FOR AHKEEM, a documentary by Jeremy S. Levine and Landon Van Soest, having its world premiere in the Berlinale Forum, tells the tale of what it’s like to be young, gifted, and black in 2017.
Coming-of-age narratives need to be inventive in order to succeed. FOR AKHEEM’s storyline includes violence, constant fear of dropping out of school, teenage pregnancy, as well as incarceration, and certainly fits the milieu of films depicting the difficulties of growing up in economically depressed black communities. Yet what makes it stand out is the candidness with which the two filmmakers engage in this long-term documentary, the production of which spanned over three years and, more importantly, they really got to know Daje, and considered her an active participant in telling her own story.

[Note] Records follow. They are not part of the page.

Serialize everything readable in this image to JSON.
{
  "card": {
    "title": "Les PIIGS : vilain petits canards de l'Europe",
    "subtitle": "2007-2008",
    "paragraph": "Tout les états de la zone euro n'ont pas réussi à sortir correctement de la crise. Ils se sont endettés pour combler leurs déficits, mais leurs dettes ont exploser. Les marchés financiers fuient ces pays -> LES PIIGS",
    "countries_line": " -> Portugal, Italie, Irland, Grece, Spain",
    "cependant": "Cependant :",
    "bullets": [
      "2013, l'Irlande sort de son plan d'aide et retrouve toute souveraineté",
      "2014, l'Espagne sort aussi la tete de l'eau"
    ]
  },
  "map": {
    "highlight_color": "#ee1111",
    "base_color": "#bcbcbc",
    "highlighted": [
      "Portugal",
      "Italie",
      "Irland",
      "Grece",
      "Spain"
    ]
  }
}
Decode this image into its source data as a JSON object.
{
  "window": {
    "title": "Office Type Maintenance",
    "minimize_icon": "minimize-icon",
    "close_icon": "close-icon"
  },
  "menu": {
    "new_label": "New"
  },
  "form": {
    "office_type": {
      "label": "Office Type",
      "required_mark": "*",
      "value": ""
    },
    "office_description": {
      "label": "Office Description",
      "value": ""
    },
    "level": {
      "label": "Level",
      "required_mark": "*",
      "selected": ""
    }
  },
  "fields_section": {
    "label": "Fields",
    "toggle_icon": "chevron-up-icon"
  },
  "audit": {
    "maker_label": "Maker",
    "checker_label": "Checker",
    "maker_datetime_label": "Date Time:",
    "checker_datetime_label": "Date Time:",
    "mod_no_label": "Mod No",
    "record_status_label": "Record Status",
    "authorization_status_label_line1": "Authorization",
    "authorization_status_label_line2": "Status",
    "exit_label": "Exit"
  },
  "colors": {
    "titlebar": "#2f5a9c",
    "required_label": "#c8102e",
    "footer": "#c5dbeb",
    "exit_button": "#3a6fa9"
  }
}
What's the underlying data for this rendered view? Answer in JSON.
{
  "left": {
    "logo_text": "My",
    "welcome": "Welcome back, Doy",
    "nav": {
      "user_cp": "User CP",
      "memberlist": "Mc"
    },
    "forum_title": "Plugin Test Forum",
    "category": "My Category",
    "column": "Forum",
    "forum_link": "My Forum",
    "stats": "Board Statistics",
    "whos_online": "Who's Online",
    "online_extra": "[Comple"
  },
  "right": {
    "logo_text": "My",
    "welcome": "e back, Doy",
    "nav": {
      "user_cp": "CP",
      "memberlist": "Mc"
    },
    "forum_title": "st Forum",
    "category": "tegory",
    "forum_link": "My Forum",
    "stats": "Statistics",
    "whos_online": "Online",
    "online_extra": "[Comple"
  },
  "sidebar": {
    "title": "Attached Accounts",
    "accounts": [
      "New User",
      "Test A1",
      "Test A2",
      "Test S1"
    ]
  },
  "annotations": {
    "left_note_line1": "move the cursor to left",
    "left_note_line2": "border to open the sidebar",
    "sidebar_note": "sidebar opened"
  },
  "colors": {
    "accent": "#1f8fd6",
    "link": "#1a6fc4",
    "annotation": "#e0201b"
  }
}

The directors did not need to construct a coming-of-age story, and rather could focus more on meticulous editing that allows the narrative to emerge.
The film kicks off with Daje Shelton, nicknamed Boonie, who has enrolled for the Innovative Concept Academy, the last haven for troubled teenagers whose (sometimes quite stupid) mistakes almost cost them their education. The film makes it clear that the black youth from St. Louis, Missouri, are too often defined by a single mistake for their entire lives. The juvenile court and educational systems may demonstrate an understanding that it is the kids’ social conditions and race that often pre-define them and their “problematic” behavior, yet this does not mean they are spared the consequences. The kids feel as though they are expected to fail from an early age, so why even try?
What at first seems like distant observational realism echoing Frederick Wiseman (especially with the high-school scenes), gradually morphs into an extremely intimate portrayal that gets so close to Daje that we soon forget this is not fiction, especially when her diary entries are shared through her voice-over.
While it is Daje’s personal story that is in the foreground, the strong social and political commentary of the hardships of her community are consistently present. The filmmakers include footage of the media coverage of the urgent protests in Ferguson, making it evident that it is only the media that presents the murdering of black youth as something new, yet for those affected, this is obviously old news. With the media constantly lurking for the next big story, intimate films like FOR AHKEEM actually give a spotlight and voice to the individuals living those stories.